Another thing is my altar. While it contains what could be identified as symbols of the four sacred things and such. It also contains a lot of urban found objects that I have taken an attraction to, or vice versa, if you're into that line of thinking. You won't find much of what many books tell you to include on one's altar. (I also have another altar for the Buddha and my quest for liberation, but we'll leave that can of worms for another day.) Speaking of altars and other magical items, I use whatever is available....and being in the city that means all sorts of things that you Pagan "naturalist" nay-sayers would cite as examples of my supposed error. Another thing, I care nothing for your aura of supposed ancient lineages going back to the Neolithic times. I don't view Paganism as a continuous set of ideals or spiritual practices stemming from those times. In my opinion, what we know of as the older Paganism (the pre-Christian era stuff) arose out of the cities. (Which is probably why a lot of you more nature-oriented Pagans love the whole Celtic side of Paganism, since Celts never had urban cultures until recently, so you can imagine them as your supposed spiritual ancestors, regardless of how THEY would feel about you.) It is very clear that Neo-Paganism (the post-Christian stuff) arose out of modern and post-modern urban life.

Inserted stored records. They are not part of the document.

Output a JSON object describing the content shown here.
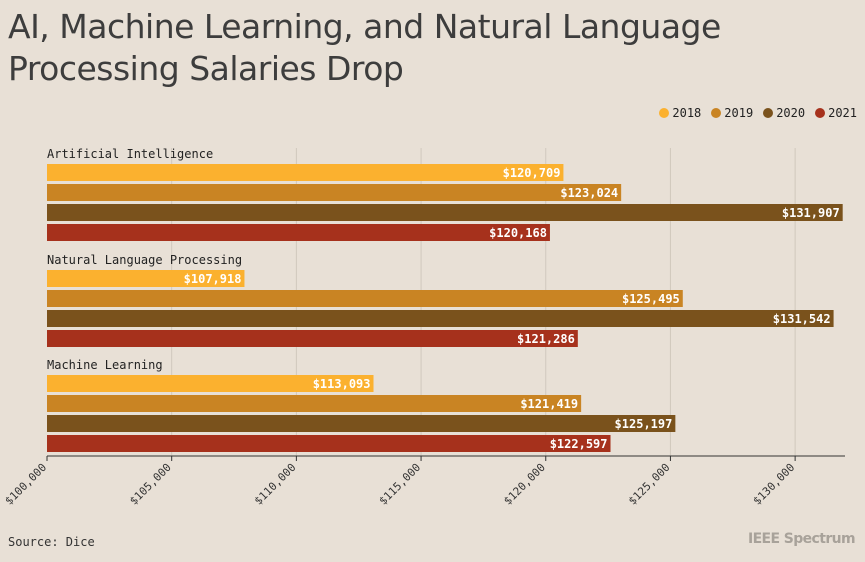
{
  "title": "AI, Machine Learning, and Natural Language Processing Salaries Drop",
  "source": "Source: Dice",
  "brand": "IEEE Spectrum",
  "legend": [
    "2018",
    "2019",
    "2020",
    "2021"
  ],
  "colors": {
    "2018": "#fbb12f",
    "2019": "#c98423",
    "2020": "#7a521c",
    "2021": "#a6311c",
    "gridline": "#d0c8bd",
    "axis": "#333333",
    "background": "#e8e0d6"
  },
  "chart_data": {
    "type": "bar",
    "orientation": "horizontal",
    "categories": [
      "Artificial Intelligence",
      "Natural Language Processing",
      "Machine Learning"
    ],
    "series": [
      {
        "name": "2018",
        "values": [
          120709,
          107918,
          113093
        ]
      },
      {
        "name": "2019",
        "values": [
          123024,
          125495,
          121419
        ]
      },
      {
        "name": "2020",
        "values": [
          131907,
          131542,
          125197
        ]
      },
      {
        "name": "2021",
        "values": [
          120168,
          121286,
          122597
        ]
      }
    ],
    "value_labels": [
      [
        "$120,709",
        "$123,024",
        "$131,907",
        "$120,168"
      ],
      [
        "$107,918",
        "$125,495",
        "$131,542",
        "$121,286"
      ],
      [
        "$113,093",
        "$121,419",
        "$125,197",
        "$122,597"
      ]
    ],
    "xlim": [
      100000,
      132000
    ],
    "xticks": [
      100000,
      105000,
      110000,
      115000,
      120000,
      125000,
      130000
    ],
    "xtick_labels": [
      "$100,000",
      "$105,000",
      "$110,000",
      "$115,000",
      "$120,000",
      "$125,000",
      "$130,000"
    ],
    "grid": true,
    "legend_position": "top-right"
  }
}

One advantage that being urban has given me is the ability to detect and see through all sorts of bullshit that people try to lay over on one another. I have seen some of the more ruralized fantasy types get ground up on the rocks of urban people's dramas. And all I can say is "Sorry, you should have known better." The intensity of the energy here in the city is such that many here do deaden themselves to the life and one of my little past-times is snapping them out of it. Everyone here in the city is trying to get by, looking for something, or simply, like me, surfing along the waves of energy. But my ability to thrive and be sensitive to the life around me here is precisely due to my active participation in Pagan practices. Any of you Pagans out there who wish to knock me, by saying that I can't be a Real Pagan(tm) because of my unrepentant urban ways, are just deluding yourselves. Who told you that Pagan practices were necessarily 'earth-based' or natural?

I know that the whole "urban-rural" debate has been going on for a long time in the broader Pagan community, so anyone out there with reactions to what I have written above, pro or con, are welcome.